From the plazas of New Mexico to the concert halls…

I suspect when you think of organ music, long dark-themed dirges come to mind — like Bach’s Toccata and Fugue in D Minor during which the entire concert hall vibrates when the lowest notes are played.

My wife and I were pleasantly surprised last weekend when we attended a free local concert given by John S. Dixon, a British born concert organist and composer who has lived in Virginia since 1988. When he turned 50, he decided to perform a concert in each of the 50 United States by the time he was 70. He’s now 67 and has nine more states in which to perform. New Mexico was the 41st to hear his talents.

All of the music played was arranged or composed by Dixon and it was uplifting, with modern chording and entertaining descriptions of the music. It included arrangements of various American folk songs, some familiar tunes from Great Britain and a clever adaptation of the Irish folk tune “What Do You Do With A Drunken Sailor?

John S. Dixon at the keyboard

But most interesting to me was a segment that he does in every state he visits. He researches folk songs from that state, then composes short arrangements of them.

The folk songs he arranged from New Mexico were all from a huge collection of Hispanic folk music that I’d never heard of before. It is called “Hispanic Folk Songs from New Mexico and the Southwest,” written by John Donald Robb. Robb, a New York attorney who moved to New Mexico in 1941, and became fascinated by local Spanish and Mexican folk tunes which had been played throughout the state since the Spaniards arrival in 1540. Robb began recording these folk tunes in towns and villages around New Mexico and started writing a book compiling all the tunes he had recorded or had learned about. The book, first published in 1980 when Robb was 88, is gigantic. At least 5 inches thick and consuming almost 900 pages, it includes the music and lyrics (in both Spanish and English) of hundreds of songs that he gathered.

John Donald Robb

His collection of recordings in now held at the University of New Mexico. His son said of his father that the people he recorded over the years “…were not just performers, not just subjects to be recorded. They were genuine people…” whose music told much about the fabric and history of our state.

I’m fascinated by his book but it’s currently out of print, and if you find one, it will set you back $75. I’m not quite ready to splurge for that yet, but I think it would be great fodder for many posts on my blog. But thanks to New Mexico State University’s Zuhl Library, I’ve been able to look at some of the book online.

Songs are arranged by category, including romance, death, unrequited love, animals, places around the state, gambling, humor, and many other topics. Listening to Dixon’s arrangements, you could clearly hear how these songs were likely accompanied by a local musician with a lack of training while wrestling with poorly tuned hand-me-down battered guitar. The crude quality of some of the music and singing, as one observer said, was part of the magic of what Robb captured.

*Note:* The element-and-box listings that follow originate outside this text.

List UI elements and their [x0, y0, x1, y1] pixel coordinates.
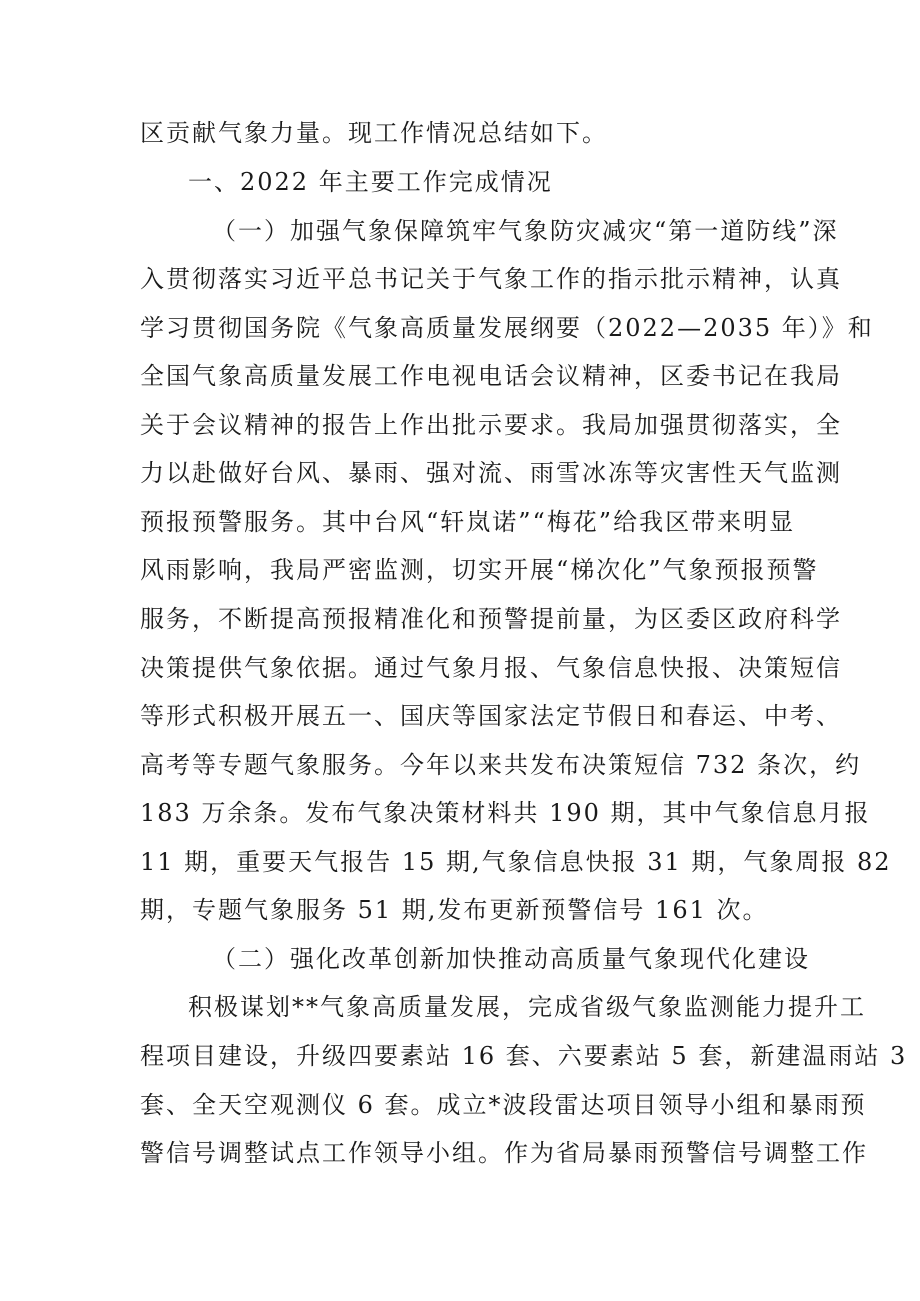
subsection-heading: （一）加强气象保障筑牢气象防灾减灾“第一道防线”深 — [212, 217, 839, 245]
paragraph-line: 高考等专题气象服务。今年以来共发布决策短信 732 条次，约 — [140, 751, 862, 779]
paragraph-line: 入贯彻落实习近平总书记关于气象工作的指示批示精神，认真 — [140, 265, 842, 293]
paragraph-line: 期，专题气象服务 51 期,发布更新预警信号 161 次。 — [140, 896, 769, 924]
paragraph-line: 程项目建设，升级四要素站 16 套、六要素站 5 套，新建温雨站 3 — [140, 1042, 908, 1070]
paragraph-line: 预报预警服务。其中台风“轩岚诺”“梅花”给我区带来明显 — [140, 508, 796, 536]
paragraph-line: 服务，不断提高预报精准化和预警提前量，为区委区政府科学 — [140, 605, 842, 633]
paragraph-line: 183 万余条。发布气象决策材料共 190 期，其中气象信息月报 — [140, 799, 871, 827]
paragraph-line: 关于会议精神的报告上作出批示要求。我局加强贯彻落实，全 — [140, 411, 842, 439]
paragraph-line: 等形式积极开展五一、国庆等国家法定节假日和春运、中考、 — [140, 702, 842, 730]
paragraph-line: 风雨影响，我局严密监测，切实开展“梯次化”气象预报预警 — [140, 556, 819, 584]
paragraph-line: 力以赴做好台风、暴雨、强对流、雨雪冰冻等灾害性天气监测 — [140, 459, 842, 487]
subsection-heading: （二）强化改革创新加快推动高质量气象现代化建设 — [212, 945, 810, 973]
paragraph-line: 积极谋划**气象高质量发展，完成省级气象监测能力提升工 — [188, 993, 866, 1021]
paragraph-line: 11 期，重要天气报告 15 期,气象信息快报 31 期，气象周报 82 — [140, 848, 892, 876]
section-heading: 一、2022 年主要工作完成情况 — [188, 168, 553, 196]
paragraph-line: 全国气象高质量发展工作电视电话会议精神，区委书记在我局 — [140, 362, 842, 390]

Three of the songs that Dixon arranged for the concert were in the “humor” category. One entitled “Yo No Me Quero Casar” was about a man’s frivolous reasons for not wanting to get married. Another, “Don Simon,” was about a man complaining about just about everything modern, especially young people.

My favorite was “El Senor don Gato,” a children’s song about a tomcat that was smitten by a “fluffy, white, and nice and fat” female cat. Here are the lyrics (in English, and not nearly as lyrical as they are in Spanish):

“I adore you, wrote the lady cat, 
Who was fluffy, white, and nice and fat, 
Oh there was no sweeter kitty, meow, meow meow, 
In the country or the city 
And she said she’d wed Don Gato. 
Oh Don Gato jumped so happily, 
He fell off the roof and broke his knee, 
Broke his ribs and all his whiskers, meow, meow meow, 
And his little solar plexis, meow, meow, meow, 
Ay caramba! cried Don Gato. 
Well the doctors all came on the run, 
Just to see if something could be done, …. 
But in spite of everything they tried, 
Poor senor Don Gato up and died, …. 
When the funeral passed the market square 
Such a smell of fish was in the air, 
Though his burial was slated, meow meow meow 
He became reanimated, meow.. 
He came back to life, Don Gato.”

In a passing comment at the conclusion of the forward of the book by Robb’s friend and colleague Jack Loeffler I found this quote about New Mexico and why we love its richly textured history:

“…(In New Mexico) there is an extraordinary sense of cultural homeland. We call it querencia. People who are from New Mexico want to be in New Mexico. If they are not here, they are trying to figure out how to come home. Querencia means all of those things. It comes from the verb querer, to want or to love. It is a place you love. It is a place that you want to be that even has a sense of being the place that you prefer to die in.”